All multicellular organisms have a problem: surviving in a world that is already fully occupied by bacteria and other single celled organisms. We call this problem symbiosis. The primary solution to this problem is mutualism, which intimately links the survival of individual organisms and as a result has shaped the evolution of both bacterial and multicellular life.
This interplay is central to the maturation and function of the human gastrointestinal tract. Our guts are colonized by mutualistic and other bacteria at birth. These bacteria come from a variety of sources, including our moms and other family members, our environment, and the things we eat early in life. Once these bacteria arrive in our guts, some of them grow rapidly and begin to form dense communities with increasing abilities to help us process the food we eat, regulate our immune response, and many other functions that we have recently begun to understand. At the same time, our intestines are maturing rapidly by generating digestive cells, secreting protective mucus and antimicrobial compounds, and formulating adaptive immune protections that will affect us for the rest of our lives.

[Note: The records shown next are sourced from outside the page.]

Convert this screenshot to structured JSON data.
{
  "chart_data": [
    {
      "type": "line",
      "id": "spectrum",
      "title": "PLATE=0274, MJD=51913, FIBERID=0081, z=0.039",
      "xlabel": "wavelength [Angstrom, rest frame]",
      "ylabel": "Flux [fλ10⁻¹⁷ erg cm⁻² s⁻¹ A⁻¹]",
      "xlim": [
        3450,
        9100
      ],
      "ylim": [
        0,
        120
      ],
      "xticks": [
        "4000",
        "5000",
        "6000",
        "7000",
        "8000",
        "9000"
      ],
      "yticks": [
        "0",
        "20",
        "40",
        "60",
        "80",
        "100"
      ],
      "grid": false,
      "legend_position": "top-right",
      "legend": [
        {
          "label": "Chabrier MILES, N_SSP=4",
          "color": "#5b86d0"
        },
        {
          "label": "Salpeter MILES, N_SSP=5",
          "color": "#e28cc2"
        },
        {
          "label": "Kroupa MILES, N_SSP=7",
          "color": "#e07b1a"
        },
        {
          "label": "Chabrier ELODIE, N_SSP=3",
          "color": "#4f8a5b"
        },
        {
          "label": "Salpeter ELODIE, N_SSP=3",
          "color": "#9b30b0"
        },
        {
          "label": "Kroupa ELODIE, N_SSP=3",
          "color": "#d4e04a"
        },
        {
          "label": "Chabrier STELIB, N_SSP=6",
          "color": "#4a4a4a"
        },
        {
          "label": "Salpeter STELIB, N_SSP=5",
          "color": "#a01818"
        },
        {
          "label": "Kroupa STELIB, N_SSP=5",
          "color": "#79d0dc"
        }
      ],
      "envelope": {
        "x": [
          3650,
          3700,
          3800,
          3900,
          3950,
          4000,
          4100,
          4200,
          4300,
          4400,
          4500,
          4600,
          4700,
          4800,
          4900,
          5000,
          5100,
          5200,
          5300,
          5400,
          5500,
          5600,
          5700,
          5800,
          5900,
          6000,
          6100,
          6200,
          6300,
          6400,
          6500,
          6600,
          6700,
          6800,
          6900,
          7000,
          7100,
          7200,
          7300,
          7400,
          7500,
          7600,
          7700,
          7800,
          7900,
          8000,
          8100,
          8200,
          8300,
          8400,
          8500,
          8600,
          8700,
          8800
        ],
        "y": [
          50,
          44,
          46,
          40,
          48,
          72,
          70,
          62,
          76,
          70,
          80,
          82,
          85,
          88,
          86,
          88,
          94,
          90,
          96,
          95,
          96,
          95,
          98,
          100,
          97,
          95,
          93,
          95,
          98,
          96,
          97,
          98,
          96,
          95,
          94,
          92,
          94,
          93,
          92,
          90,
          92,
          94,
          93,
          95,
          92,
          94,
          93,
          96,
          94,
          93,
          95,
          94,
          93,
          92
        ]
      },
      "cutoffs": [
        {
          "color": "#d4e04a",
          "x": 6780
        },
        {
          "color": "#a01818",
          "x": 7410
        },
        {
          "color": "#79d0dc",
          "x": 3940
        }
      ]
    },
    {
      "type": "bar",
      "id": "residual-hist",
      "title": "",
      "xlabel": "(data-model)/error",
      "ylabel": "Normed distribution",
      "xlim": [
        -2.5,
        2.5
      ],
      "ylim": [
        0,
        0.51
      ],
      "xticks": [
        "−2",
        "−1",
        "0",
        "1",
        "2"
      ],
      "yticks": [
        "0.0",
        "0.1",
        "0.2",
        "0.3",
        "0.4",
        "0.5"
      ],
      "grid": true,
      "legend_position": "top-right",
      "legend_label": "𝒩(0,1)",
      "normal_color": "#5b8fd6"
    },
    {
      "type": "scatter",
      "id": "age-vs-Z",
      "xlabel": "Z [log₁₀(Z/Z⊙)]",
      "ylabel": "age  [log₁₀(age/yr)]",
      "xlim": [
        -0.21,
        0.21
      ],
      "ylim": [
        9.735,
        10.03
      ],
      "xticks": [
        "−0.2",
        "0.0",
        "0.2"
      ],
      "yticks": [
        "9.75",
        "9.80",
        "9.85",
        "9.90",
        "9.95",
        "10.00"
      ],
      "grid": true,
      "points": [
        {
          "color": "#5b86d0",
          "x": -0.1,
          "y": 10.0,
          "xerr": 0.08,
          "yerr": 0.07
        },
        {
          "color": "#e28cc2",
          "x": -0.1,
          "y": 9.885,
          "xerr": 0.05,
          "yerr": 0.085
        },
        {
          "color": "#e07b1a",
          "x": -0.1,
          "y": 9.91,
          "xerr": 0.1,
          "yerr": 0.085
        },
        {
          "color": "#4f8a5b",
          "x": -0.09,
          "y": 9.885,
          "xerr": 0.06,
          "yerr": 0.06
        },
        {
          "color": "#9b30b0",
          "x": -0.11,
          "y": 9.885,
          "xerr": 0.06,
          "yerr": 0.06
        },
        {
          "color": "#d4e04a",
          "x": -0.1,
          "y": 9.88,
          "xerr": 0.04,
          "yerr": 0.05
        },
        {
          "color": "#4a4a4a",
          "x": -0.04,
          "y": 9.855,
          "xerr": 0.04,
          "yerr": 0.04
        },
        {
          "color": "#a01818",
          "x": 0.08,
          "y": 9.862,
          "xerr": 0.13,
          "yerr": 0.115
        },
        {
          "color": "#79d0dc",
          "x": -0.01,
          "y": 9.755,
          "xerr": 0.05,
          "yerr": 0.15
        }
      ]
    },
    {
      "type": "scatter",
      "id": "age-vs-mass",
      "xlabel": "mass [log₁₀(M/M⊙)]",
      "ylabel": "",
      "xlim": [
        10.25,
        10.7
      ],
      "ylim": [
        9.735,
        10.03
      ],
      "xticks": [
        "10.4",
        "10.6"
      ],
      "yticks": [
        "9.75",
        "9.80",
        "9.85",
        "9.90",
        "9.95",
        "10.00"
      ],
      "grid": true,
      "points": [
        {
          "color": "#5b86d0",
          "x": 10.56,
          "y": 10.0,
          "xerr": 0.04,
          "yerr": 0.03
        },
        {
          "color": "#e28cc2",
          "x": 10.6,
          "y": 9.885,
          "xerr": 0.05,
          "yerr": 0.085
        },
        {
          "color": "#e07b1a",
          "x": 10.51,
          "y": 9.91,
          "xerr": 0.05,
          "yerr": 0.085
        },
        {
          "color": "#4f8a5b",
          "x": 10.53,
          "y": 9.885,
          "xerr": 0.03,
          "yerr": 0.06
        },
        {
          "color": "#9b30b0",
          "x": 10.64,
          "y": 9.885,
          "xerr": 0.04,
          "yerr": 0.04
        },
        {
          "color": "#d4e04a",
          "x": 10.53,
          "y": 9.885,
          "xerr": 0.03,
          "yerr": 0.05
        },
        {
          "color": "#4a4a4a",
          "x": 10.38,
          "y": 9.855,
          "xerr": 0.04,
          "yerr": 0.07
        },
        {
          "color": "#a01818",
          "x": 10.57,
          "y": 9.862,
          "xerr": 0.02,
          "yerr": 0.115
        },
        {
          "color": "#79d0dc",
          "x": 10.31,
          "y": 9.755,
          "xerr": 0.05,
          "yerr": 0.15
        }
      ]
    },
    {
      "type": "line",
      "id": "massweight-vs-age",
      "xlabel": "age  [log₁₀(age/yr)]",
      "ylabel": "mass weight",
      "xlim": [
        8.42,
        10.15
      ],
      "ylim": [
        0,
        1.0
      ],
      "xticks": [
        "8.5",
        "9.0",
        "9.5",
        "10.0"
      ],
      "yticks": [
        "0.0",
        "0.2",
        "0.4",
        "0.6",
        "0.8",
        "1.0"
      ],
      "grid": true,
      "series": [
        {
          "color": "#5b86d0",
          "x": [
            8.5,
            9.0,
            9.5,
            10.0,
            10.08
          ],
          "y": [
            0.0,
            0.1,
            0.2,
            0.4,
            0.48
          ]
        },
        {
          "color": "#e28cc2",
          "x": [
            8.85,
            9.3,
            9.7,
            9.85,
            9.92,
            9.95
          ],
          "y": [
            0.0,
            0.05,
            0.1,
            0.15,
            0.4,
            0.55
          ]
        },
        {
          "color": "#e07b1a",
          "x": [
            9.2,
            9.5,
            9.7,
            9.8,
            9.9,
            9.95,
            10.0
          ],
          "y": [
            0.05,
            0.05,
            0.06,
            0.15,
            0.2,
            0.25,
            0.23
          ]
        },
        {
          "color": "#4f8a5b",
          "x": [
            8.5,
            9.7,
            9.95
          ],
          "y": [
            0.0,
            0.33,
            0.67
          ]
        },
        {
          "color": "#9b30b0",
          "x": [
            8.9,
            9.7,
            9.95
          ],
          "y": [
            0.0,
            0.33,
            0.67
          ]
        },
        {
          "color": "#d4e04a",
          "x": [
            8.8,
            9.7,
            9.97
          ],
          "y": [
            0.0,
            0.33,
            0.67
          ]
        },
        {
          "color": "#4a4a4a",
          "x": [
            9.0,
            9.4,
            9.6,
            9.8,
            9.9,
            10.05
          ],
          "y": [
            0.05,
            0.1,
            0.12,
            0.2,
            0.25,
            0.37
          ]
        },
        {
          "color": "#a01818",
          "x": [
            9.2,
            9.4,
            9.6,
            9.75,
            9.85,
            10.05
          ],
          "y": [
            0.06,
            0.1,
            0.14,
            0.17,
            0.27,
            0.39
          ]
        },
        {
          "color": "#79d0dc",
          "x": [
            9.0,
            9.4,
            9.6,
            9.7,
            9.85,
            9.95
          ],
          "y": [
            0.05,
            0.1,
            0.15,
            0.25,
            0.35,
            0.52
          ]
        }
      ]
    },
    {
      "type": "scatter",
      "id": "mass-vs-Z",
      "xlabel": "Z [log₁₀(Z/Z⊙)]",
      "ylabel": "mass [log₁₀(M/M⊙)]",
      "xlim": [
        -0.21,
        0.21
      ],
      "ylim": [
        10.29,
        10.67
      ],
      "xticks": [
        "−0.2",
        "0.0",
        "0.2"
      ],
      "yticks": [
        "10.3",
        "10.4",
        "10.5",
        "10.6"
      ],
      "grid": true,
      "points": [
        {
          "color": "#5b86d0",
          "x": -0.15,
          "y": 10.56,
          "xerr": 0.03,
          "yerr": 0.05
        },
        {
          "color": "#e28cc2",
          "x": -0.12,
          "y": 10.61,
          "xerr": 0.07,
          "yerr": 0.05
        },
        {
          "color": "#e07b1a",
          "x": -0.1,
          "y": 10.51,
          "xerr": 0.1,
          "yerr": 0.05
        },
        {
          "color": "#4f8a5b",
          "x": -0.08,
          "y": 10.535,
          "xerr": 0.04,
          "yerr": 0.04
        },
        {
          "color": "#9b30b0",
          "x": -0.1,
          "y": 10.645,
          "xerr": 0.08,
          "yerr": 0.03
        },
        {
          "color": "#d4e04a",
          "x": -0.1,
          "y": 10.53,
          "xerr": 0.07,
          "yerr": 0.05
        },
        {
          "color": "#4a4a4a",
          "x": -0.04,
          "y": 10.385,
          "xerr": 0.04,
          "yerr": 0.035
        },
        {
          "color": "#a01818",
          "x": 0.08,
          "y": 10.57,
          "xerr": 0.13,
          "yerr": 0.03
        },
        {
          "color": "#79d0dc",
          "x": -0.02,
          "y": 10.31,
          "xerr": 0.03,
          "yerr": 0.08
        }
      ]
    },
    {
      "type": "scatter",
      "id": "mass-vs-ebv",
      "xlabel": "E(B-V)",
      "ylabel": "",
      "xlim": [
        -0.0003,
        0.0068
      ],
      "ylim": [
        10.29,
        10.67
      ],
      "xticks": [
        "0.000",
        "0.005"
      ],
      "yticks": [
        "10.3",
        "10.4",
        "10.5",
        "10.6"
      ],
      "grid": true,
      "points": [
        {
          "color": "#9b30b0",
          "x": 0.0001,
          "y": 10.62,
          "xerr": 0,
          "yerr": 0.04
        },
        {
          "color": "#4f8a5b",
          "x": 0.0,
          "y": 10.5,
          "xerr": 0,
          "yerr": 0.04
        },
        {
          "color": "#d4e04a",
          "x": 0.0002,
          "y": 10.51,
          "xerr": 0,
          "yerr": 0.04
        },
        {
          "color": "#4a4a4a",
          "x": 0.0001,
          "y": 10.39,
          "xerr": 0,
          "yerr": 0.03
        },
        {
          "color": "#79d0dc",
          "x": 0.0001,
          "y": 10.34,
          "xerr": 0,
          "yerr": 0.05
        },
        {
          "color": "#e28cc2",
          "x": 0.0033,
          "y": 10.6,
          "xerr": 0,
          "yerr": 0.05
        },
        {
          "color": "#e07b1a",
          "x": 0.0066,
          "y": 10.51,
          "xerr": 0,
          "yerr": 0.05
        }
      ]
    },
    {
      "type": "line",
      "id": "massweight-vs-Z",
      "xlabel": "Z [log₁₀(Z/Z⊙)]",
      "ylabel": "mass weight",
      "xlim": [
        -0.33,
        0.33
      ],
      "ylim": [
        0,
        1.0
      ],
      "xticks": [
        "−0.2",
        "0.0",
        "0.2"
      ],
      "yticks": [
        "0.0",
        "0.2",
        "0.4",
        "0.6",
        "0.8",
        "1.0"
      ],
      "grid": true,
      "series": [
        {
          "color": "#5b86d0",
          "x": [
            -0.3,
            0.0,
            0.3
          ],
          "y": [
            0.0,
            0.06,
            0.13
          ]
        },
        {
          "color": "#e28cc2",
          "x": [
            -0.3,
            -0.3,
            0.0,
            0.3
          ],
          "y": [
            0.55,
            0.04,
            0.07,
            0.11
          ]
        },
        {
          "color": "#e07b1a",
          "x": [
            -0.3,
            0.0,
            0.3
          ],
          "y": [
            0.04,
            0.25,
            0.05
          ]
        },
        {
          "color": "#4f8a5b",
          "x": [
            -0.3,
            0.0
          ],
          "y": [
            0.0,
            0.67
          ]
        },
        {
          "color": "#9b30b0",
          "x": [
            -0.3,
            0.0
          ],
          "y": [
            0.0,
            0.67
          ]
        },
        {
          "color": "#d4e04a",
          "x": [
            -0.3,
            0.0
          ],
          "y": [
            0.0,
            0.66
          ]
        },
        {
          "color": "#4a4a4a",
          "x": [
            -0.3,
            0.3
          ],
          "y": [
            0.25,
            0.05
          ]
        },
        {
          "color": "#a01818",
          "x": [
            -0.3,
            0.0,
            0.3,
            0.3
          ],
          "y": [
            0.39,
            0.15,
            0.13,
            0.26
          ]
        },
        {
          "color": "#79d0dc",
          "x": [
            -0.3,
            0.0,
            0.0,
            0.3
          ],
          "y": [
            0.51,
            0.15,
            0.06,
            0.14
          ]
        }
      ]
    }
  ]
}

The interplay between microbial colonization and expansion in the gut and the development of the gut itself has been difficult to study. There are no germ-free human research subjects. In my research I apply innovate cell culture model systems that allow us to grow germ-free human intestinal tissue in the lab. Our work has shown that these tissues can sustain symbiosis with mutualistic bacteria and that this relationship kickstarts maturation of the lining of the human intestine.
I am currently using this system to explore the factors that contribute to the failure of the intestinal maturation in some premature infants. Identification of specific conditions that determine the success or failure of intestinal maturation following bacterial colonization may lead to treatments for devastating conditions such as necrotizing enterocolitis.